Immunoreactivity of MKNK1, TOP3A, HOXB2 and NUCB1 in endometrium from women with and without ovarian endometriosis. The expression and localisation of MKNK1 (A–C), TOP3A (E–G), HOXB2 (I–K), NUCB1 (M–O) in normal, eutopic, and ectopic endometrium evaluated by IHC staining, respectively. The comparisons of IRS across three groups (D, H, L, P). Values are presented as mean± SEM. P-values were determined by Kruskal-Wallis tests followed by multiple comparisons. ∗P < 0.05, ∗∗P < 0.01. and ∗∗∗P < 0.001. IHC, immunohistochemical.

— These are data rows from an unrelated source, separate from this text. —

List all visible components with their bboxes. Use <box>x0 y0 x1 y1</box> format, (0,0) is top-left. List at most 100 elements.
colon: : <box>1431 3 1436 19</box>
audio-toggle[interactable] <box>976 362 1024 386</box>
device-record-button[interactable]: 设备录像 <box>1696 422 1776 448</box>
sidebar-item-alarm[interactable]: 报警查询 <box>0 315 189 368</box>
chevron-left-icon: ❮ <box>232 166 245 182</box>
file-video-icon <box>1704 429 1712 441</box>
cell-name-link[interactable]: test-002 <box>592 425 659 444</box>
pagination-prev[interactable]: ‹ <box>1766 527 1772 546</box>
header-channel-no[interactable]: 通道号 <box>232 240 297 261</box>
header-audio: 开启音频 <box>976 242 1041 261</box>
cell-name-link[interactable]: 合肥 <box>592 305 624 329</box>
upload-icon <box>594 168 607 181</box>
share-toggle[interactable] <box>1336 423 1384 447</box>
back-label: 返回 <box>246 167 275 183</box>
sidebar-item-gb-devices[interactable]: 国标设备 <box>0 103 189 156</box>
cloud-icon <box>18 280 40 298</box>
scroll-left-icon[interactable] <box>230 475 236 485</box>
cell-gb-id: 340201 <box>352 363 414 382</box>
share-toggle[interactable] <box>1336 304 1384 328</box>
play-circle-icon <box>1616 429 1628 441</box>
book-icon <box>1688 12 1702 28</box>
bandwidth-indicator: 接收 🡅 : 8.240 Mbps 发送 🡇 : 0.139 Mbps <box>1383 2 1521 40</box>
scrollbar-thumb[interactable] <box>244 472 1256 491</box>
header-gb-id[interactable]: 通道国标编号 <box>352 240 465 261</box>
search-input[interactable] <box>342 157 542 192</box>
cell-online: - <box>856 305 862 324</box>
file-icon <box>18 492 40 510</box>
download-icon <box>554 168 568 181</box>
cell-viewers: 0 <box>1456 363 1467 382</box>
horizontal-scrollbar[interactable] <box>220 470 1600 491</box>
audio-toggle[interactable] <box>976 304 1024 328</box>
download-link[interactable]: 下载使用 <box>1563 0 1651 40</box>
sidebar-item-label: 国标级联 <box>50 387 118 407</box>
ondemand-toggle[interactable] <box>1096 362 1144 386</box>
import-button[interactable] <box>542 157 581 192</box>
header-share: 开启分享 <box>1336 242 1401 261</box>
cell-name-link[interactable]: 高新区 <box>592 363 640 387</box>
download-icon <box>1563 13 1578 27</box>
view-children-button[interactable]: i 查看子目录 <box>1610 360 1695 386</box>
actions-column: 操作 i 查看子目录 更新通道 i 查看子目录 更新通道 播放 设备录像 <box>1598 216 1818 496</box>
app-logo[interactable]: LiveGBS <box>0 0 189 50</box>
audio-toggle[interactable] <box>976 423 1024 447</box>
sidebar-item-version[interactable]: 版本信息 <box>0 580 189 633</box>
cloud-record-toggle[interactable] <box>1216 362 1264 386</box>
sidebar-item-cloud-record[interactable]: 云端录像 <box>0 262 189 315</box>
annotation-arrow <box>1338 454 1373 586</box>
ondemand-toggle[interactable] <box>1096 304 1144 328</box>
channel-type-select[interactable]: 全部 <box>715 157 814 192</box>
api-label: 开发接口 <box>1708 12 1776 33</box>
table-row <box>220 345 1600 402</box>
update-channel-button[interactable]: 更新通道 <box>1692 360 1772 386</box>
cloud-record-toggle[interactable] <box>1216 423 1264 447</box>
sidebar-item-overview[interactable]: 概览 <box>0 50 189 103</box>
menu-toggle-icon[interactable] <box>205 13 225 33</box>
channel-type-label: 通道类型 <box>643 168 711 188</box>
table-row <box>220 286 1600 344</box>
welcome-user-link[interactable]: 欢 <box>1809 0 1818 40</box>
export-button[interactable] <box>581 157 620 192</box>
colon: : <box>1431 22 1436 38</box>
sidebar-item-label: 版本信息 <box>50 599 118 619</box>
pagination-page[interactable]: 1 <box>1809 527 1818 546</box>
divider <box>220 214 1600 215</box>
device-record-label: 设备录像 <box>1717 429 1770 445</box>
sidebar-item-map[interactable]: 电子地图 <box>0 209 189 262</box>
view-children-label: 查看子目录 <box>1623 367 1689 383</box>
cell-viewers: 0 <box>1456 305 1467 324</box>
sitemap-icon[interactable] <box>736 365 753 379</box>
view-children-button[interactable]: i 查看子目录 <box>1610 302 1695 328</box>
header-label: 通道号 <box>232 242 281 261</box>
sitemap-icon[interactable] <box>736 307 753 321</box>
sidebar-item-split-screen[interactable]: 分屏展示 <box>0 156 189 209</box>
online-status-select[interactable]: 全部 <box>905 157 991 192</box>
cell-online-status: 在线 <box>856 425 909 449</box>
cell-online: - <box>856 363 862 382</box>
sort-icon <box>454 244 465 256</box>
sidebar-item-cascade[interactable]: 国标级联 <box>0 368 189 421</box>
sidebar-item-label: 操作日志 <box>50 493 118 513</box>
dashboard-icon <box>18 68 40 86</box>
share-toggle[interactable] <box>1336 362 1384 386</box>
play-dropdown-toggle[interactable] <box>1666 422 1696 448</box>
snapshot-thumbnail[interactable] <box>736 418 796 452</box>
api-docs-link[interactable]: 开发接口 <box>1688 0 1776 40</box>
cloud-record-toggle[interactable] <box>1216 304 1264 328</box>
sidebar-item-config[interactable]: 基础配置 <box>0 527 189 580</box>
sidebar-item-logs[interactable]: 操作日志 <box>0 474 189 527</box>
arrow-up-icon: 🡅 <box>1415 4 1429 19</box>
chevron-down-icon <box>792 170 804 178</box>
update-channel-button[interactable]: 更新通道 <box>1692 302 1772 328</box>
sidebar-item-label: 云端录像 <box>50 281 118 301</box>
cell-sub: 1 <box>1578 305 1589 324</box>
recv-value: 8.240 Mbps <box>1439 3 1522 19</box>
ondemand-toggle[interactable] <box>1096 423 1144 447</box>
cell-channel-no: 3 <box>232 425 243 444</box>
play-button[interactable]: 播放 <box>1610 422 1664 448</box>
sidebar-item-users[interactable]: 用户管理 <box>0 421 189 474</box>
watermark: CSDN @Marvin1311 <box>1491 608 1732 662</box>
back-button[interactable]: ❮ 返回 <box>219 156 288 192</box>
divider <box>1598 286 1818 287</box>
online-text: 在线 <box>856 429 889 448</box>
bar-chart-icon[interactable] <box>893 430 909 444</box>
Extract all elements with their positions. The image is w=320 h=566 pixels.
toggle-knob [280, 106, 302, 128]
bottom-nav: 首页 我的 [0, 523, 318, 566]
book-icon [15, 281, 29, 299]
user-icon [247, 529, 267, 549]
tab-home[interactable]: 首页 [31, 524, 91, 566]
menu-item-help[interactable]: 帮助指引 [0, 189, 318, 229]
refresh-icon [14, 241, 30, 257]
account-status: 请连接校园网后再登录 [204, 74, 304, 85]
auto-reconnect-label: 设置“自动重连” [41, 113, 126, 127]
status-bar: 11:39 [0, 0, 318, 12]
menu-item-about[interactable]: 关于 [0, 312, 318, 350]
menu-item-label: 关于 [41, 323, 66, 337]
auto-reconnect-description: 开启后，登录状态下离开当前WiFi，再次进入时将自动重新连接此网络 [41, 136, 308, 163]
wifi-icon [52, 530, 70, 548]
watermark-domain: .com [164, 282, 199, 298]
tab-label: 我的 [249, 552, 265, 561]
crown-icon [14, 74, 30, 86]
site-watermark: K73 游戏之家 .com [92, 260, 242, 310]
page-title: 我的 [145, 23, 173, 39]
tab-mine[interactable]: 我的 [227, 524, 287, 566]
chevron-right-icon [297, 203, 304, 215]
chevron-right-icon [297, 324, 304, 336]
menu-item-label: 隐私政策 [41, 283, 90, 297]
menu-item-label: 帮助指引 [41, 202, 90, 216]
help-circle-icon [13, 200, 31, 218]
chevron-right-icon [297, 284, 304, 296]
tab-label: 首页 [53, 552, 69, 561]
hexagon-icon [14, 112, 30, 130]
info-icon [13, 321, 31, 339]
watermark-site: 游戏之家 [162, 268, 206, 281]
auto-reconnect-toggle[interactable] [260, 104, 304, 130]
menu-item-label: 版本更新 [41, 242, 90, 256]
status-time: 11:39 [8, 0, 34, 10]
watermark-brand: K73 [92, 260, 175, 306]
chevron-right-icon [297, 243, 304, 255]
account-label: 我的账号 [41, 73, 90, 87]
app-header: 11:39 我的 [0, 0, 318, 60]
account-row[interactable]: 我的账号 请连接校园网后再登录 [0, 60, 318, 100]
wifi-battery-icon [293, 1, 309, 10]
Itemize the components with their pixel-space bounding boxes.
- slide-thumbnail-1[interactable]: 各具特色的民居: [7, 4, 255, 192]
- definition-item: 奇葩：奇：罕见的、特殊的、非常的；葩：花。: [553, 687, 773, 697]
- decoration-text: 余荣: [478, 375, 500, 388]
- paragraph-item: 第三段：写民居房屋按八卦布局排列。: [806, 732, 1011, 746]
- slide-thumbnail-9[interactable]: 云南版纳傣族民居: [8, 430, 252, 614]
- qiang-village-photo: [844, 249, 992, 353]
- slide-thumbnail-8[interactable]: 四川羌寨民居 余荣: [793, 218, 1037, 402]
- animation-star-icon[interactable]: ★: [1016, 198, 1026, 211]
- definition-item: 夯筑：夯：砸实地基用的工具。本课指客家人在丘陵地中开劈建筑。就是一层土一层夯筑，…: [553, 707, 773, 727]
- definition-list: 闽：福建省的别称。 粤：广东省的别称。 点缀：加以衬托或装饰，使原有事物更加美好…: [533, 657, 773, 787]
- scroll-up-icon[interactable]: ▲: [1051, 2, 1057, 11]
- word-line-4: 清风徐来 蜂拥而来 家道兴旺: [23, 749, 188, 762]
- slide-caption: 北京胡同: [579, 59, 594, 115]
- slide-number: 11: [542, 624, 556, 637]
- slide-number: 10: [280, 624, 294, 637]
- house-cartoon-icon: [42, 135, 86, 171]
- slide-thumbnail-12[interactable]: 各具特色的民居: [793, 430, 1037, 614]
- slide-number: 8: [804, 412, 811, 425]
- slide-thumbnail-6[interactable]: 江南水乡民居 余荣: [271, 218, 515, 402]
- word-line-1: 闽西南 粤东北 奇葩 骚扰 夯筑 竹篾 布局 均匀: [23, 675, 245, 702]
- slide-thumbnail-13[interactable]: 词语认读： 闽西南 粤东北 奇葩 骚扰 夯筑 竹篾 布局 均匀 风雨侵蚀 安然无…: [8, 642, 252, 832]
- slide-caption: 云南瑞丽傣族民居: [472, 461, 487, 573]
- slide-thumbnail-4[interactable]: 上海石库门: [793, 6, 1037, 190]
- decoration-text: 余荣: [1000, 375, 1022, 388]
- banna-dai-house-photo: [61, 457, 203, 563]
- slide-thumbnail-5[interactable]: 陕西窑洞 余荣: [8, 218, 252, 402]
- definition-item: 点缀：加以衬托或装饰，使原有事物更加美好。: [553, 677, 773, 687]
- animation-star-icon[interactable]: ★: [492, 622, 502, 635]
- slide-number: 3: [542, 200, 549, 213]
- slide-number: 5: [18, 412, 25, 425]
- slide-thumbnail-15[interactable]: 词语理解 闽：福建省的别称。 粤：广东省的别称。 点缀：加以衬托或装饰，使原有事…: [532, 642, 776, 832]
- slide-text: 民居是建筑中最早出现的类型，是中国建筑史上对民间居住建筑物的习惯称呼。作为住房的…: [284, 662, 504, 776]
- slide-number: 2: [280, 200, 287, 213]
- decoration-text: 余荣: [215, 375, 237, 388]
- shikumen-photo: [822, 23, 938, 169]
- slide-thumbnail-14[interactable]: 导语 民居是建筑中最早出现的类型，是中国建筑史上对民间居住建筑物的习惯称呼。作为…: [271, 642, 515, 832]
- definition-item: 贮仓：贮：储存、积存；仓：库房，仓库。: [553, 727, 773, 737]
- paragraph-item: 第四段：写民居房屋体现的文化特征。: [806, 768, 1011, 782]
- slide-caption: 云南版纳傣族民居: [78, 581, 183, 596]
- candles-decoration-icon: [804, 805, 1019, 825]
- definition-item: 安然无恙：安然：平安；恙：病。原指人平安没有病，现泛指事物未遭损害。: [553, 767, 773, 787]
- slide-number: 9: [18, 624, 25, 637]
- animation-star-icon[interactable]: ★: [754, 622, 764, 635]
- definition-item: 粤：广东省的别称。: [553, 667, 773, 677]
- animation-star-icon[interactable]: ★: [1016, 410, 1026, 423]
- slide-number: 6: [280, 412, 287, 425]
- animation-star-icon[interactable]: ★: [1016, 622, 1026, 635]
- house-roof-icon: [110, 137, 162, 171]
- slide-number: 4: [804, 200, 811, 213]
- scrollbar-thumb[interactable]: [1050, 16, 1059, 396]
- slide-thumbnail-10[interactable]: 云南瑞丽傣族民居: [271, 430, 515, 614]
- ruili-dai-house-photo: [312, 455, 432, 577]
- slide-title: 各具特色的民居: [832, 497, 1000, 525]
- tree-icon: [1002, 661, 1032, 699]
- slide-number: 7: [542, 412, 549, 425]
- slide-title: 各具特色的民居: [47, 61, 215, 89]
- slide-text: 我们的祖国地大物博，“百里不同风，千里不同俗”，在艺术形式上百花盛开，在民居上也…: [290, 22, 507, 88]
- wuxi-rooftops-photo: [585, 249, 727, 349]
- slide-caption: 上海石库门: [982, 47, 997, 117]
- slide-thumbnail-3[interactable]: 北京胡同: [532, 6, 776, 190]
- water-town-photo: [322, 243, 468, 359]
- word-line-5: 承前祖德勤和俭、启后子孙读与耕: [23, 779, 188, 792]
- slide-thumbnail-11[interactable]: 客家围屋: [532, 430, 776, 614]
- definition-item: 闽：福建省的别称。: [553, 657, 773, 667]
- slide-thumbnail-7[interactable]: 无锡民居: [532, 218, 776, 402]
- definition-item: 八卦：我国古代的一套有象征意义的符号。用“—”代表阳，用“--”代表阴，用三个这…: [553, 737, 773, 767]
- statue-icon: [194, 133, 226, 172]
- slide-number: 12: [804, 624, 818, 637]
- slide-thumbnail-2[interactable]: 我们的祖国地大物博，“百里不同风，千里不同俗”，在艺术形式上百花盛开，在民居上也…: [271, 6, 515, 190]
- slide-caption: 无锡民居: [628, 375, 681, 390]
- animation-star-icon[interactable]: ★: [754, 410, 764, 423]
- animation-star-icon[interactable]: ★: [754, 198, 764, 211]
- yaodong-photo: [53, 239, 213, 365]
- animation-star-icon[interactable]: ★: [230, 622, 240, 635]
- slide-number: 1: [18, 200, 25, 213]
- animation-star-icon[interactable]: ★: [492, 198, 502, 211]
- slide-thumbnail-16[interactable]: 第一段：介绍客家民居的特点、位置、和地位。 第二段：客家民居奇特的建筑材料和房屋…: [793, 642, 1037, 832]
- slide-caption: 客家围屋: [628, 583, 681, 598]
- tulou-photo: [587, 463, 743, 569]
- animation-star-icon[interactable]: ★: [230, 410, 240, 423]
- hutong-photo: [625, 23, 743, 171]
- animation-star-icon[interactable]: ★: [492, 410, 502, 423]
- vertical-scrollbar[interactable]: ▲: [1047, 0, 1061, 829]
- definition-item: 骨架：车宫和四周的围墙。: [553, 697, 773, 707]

IRS, immunoreactive score.

Fig. 7

The role of MKNK1 and TOP3A in proliferation, apoptosis, migration and invasion of EESCs. (A–C) mRNA (A) and protein (B–C) expression levels of MKNK1 and TOP3A in EESCs transfected with siRNA were determined by RT-qPCR (n = 3) and western blot analysis (n = 6), respectively. (D) Proliferation of EESCs transfected with si-MKNK1, si-TOP3A, and si-Ctrl was assessed with CCK-8 assay at 0, 24, 48, 72 and 96 h, n = 6. (E) Representative images and the graphical statistics of apoptosis rate assessed by flow cytometry of EESCs transfected with si-MKNK1, si-TOP3A, and si-Ctrl. n = 6. (F) Representative fields (100 × magnification) and the graphical statistics of Transwell migration and invasion assay of EESCs transfected with si-MKNK1, si-TOP3A, and si-Ctrl. n = 5. Values are presented as mean± SEM. P-values were determined by unpaired two-tailed t test. ∗P < 0.05, and ∗∗∗P < 0.001. EESCs, ectopic endometrial stromal cells. Real-time quantitative PCR (RT-qPCR). Cell counting kit-8, CCK-8.